Le Devoir

L’institut financé par PKP se dit victime d’injustice

L’IRAI s’est vu refuser le statut d’organisme de bienfaisan­ce par l’ARC, car il agirait à « des fins politiques »

- LISA-MARIE GERVAIS

Devant le refus de l’Agence du revenu du Canada (ARC) de l’accréditer comme organisme de bienfaisan­ce, l’Institut de recherche sur l’autodéterm­ination des peuples et des indépendan­ces nationales (IRAI) assure qu’il ne rendra pas les armes.

Sociofinan­cement, événements, collectes de fonds. Poursuivre la bataille devant les tribunaux n’est pas non plus écarté pour cet institut de recherche sur la souveraine­té financé par Pierre Karl Péladeau. Car il ne lui sera pas possible de recevoir des dons de citoyens en échange de crédits d’impôt.

« Je vais présenter les options aux administra­teurs pour nous permettre de prendre une décision. Serait-il possible de poursuivre le recours qu’on a déposé à la Cour fédérale qui a été suspendu […] ou va-t-on choisir une autre voie? On va en discuter», a dit le professeur de droit et président du conseil d’administra­tion de l’IRAI, Daniel Turp. «M. Péladeau ne veut pas abandonner, moi non plus, les administra­teurs non plus. On va persister et signer. On n’a pas créé cet institut pour rien. »

Recherche politique

Dans sa décision dont Le Devoir a obtenu copie, l’ARC a refusé d’octroyer le statut d’organisme de charité à l’IRAI sous prétexte que ce dernier oeuvre à des «fins politiques non énoncées ». « Le domaine de recherche restreint du demandeur, centré sur l’indépendan­ce du Québec et les mouvements souveraini­stes internatio­naux, coïncide avec la principale plateforme du PQ telle qu’énoncée par M. Pierre Karl Péladeau lors de sa nomination en tant que chef du Parti québécois, lors de laquelle il s’est engagé à mettre en place un institut de recherche sur l’indépendan­ce, lit-on. Il est par conséquent difficile de ne pas conclure que le demandeur agit afin de promouvoir l’indépendan­ce du Québec et de faire avancer les intérêts du PQ. »

L’IRAI a toujours défendu sa structure et ses méthodes de recherche, se targuant d’être impeccable sur le plan méthodolog­ique, avec des revues par les pairs en double aveugle.
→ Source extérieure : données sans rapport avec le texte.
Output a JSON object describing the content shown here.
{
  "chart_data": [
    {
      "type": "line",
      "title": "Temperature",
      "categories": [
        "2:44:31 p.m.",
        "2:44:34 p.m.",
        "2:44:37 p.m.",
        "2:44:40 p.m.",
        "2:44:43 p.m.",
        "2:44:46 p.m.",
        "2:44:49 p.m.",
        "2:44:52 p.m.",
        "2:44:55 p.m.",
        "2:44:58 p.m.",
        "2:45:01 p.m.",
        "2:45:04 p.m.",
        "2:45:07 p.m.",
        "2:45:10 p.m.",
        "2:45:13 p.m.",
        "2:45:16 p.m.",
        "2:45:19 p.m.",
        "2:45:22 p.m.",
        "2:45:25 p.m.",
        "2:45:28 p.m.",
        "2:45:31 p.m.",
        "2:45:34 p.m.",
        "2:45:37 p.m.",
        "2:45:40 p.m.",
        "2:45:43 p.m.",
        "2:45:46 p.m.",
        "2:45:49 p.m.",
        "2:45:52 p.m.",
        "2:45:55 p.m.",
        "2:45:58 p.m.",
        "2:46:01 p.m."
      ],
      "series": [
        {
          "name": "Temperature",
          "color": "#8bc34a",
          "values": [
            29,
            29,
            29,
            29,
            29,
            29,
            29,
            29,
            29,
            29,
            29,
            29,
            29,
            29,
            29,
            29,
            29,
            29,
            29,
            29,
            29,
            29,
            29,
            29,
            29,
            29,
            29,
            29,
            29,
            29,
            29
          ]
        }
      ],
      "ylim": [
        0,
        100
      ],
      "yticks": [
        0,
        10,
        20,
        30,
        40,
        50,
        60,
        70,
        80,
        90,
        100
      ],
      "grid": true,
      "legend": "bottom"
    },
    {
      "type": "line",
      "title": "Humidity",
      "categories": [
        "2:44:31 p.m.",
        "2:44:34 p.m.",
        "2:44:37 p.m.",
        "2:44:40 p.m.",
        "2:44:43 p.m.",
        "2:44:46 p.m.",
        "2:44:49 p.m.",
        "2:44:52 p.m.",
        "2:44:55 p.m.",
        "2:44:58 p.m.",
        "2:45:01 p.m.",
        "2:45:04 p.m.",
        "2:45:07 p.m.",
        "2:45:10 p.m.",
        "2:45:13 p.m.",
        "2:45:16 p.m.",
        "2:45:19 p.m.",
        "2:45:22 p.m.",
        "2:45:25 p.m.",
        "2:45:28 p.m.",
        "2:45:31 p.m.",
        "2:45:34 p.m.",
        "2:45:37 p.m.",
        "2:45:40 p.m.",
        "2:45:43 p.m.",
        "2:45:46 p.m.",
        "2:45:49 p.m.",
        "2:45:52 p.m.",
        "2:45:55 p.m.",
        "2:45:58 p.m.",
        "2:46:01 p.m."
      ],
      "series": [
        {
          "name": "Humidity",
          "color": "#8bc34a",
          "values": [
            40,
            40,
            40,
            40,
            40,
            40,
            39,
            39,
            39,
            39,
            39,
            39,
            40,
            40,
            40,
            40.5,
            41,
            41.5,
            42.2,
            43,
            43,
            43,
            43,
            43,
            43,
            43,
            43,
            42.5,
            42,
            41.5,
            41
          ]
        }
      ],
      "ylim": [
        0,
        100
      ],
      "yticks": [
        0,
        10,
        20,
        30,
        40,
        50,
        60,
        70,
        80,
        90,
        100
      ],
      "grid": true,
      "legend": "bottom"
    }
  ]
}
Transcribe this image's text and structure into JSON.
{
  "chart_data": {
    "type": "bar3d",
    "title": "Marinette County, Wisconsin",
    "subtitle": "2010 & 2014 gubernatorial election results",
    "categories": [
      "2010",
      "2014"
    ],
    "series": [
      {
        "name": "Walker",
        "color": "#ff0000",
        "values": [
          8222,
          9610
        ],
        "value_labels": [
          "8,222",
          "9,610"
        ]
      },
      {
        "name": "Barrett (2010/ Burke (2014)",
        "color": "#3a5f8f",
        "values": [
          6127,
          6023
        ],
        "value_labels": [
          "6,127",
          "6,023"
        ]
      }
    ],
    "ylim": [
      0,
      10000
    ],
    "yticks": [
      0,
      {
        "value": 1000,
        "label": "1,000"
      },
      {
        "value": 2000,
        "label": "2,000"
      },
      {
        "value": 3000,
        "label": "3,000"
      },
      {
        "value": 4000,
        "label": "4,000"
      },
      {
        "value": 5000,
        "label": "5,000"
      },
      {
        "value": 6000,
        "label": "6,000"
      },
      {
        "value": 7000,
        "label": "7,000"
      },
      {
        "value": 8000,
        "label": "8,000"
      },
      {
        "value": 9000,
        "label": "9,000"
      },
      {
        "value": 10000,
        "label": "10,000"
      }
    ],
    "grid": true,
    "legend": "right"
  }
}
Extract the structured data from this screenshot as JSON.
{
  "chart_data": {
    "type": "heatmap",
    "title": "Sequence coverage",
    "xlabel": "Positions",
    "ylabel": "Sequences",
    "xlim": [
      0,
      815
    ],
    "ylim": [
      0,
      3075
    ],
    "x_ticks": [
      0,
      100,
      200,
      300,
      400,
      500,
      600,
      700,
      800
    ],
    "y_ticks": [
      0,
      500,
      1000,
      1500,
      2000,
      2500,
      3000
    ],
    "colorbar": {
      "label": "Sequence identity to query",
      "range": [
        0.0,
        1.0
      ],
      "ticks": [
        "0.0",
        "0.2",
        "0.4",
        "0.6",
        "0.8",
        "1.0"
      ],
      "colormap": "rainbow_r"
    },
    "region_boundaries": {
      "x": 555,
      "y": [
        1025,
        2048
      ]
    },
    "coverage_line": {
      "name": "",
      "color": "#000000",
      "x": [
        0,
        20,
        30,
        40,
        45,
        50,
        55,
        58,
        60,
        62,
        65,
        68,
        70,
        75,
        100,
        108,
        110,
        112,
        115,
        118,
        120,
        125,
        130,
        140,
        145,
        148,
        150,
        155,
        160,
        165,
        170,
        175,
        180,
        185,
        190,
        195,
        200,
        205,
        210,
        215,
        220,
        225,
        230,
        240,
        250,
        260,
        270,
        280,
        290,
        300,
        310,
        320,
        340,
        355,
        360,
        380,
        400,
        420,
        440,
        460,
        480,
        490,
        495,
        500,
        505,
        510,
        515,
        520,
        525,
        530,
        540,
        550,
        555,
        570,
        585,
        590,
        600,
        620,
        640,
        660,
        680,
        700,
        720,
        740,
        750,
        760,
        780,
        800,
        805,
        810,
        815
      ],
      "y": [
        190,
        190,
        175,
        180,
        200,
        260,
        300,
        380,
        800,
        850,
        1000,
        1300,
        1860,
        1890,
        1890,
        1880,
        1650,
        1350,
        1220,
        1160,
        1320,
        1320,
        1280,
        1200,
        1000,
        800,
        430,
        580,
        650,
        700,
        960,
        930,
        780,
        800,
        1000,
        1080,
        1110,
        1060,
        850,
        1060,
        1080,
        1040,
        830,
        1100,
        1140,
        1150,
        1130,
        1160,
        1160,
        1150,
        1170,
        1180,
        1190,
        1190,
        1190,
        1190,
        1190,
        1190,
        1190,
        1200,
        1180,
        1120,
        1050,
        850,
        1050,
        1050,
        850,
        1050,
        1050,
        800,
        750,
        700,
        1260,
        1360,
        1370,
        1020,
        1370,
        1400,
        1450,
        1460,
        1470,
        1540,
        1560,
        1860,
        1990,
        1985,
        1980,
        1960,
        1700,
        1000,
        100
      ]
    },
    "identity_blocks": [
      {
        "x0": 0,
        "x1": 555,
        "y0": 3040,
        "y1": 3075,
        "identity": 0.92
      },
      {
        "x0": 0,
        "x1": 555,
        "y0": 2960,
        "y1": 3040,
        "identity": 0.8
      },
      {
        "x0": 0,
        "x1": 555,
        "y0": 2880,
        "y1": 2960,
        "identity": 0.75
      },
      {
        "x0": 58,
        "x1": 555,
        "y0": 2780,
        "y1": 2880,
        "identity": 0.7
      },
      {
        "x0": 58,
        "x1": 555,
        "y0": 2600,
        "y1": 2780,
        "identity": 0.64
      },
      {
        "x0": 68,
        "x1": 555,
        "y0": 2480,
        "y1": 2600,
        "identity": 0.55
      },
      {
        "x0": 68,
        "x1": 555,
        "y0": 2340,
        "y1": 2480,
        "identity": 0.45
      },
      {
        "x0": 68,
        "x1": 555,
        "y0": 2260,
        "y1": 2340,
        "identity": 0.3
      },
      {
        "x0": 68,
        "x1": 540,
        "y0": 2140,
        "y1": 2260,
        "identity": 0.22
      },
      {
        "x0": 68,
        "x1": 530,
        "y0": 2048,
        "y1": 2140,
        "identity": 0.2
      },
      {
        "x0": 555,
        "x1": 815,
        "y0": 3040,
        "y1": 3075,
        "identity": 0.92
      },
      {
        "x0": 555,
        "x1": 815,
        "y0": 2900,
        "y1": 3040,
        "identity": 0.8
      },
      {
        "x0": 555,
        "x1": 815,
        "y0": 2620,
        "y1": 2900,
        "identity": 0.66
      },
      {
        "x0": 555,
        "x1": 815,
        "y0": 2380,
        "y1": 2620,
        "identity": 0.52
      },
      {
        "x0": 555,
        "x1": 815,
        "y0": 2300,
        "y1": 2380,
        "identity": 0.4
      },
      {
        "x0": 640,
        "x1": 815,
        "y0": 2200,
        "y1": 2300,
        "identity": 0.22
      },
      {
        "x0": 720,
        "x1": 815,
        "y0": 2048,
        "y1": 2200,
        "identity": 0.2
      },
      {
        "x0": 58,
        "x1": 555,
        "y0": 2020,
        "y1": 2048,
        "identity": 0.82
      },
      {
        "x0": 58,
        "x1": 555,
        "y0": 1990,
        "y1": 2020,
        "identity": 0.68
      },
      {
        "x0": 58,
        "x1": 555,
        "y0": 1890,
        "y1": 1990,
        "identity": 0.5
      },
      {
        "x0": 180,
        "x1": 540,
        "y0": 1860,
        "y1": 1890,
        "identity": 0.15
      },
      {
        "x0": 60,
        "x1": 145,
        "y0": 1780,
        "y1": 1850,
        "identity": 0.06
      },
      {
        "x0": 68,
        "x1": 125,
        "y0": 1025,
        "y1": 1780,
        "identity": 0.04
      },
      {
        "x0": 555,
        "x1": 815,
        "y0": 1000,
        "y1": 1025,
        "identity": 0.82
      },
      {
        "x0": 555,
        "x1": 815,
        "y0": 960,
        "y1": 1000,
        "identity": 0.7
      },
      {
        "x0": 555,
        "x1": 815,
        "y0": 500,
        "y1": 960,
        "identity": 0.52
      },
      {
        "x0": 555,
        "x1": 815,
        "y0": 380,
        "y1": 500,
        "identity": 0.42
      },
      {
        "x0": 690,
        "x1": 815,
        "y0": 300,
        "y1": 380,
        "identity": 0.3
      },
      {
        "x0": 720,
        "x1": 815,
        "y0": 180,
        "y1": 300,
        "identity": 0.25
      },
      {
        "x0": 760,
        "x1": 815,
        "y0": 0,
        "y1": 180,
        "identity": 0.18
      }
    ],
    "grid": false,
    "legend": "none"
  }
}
L’agence fédérale a reconnu que l’institut s’est structuré de manière à mener des «rapports de recherche de qualité et impartiaux» et que le contenu de la recherche ne semblait pas porter de point de vue en particulie­r.

Une décision «injuste»

Cela n’empêche pas le président du CA de trouver «inacceptab­le» et «injuste» cette décision qu’il croit teintée de mauvaise foi politique. «Il y a vraiment quelque chose qui sent mauvais, a dit M. Turp. À bien des égards, il y a réellement une volonté politique derrière leur refus de nous accorder ce statut, un refus fondé sur des arguments qui, de toute évidence, n’ont jamais été utilisés pour examiner des demandes analogues », a-t-il ajouté, en se référant à l’Idée fédérale, un réseau québécois de réflexion sur le fédéralism­e qui a pu obtenir un statut de bienfaisan­ce.

Le chef du Parti québécois, Jean-François Lisée, s’est indigné de la décision de l’ARC, qu’il juge lui aussi « éminemment politique, injuste et inéquitabl­e». «Je suis allé sur la page de l’Idée fédérale, qui a le statut de bienfaisan­ce, dont le président du conseil des gouverneur­s est Jean Charest, ex-chef du Parti libéral du Québec. Alors, ça veut dire que, pour l’Agence de revenu du Canada, qui fait semblant d’être équitable, si t’es un ex-chef du Parti libéral tu peux avoir ton numéro de charité mais si tu es ex-chef du Parti québécois, tu ne peux pas», at-il déploré.

L’IRAI attendait une réponse de la part de l’ARC depuis près de deux ans, ayant déposé le 9 juin 2016 sa demande d’accréditat­ion. Soupçonnan­t des motifs politiques derrière ce long délai, les administra­teurs avaient déposé une requête «dite de contrôle judiciaire» devant la Cour fédérale pour que celle-ci se prononce elle-même sur l’admissibil­ité de l’institut. C’est cette même requête qui pourrait être reprise.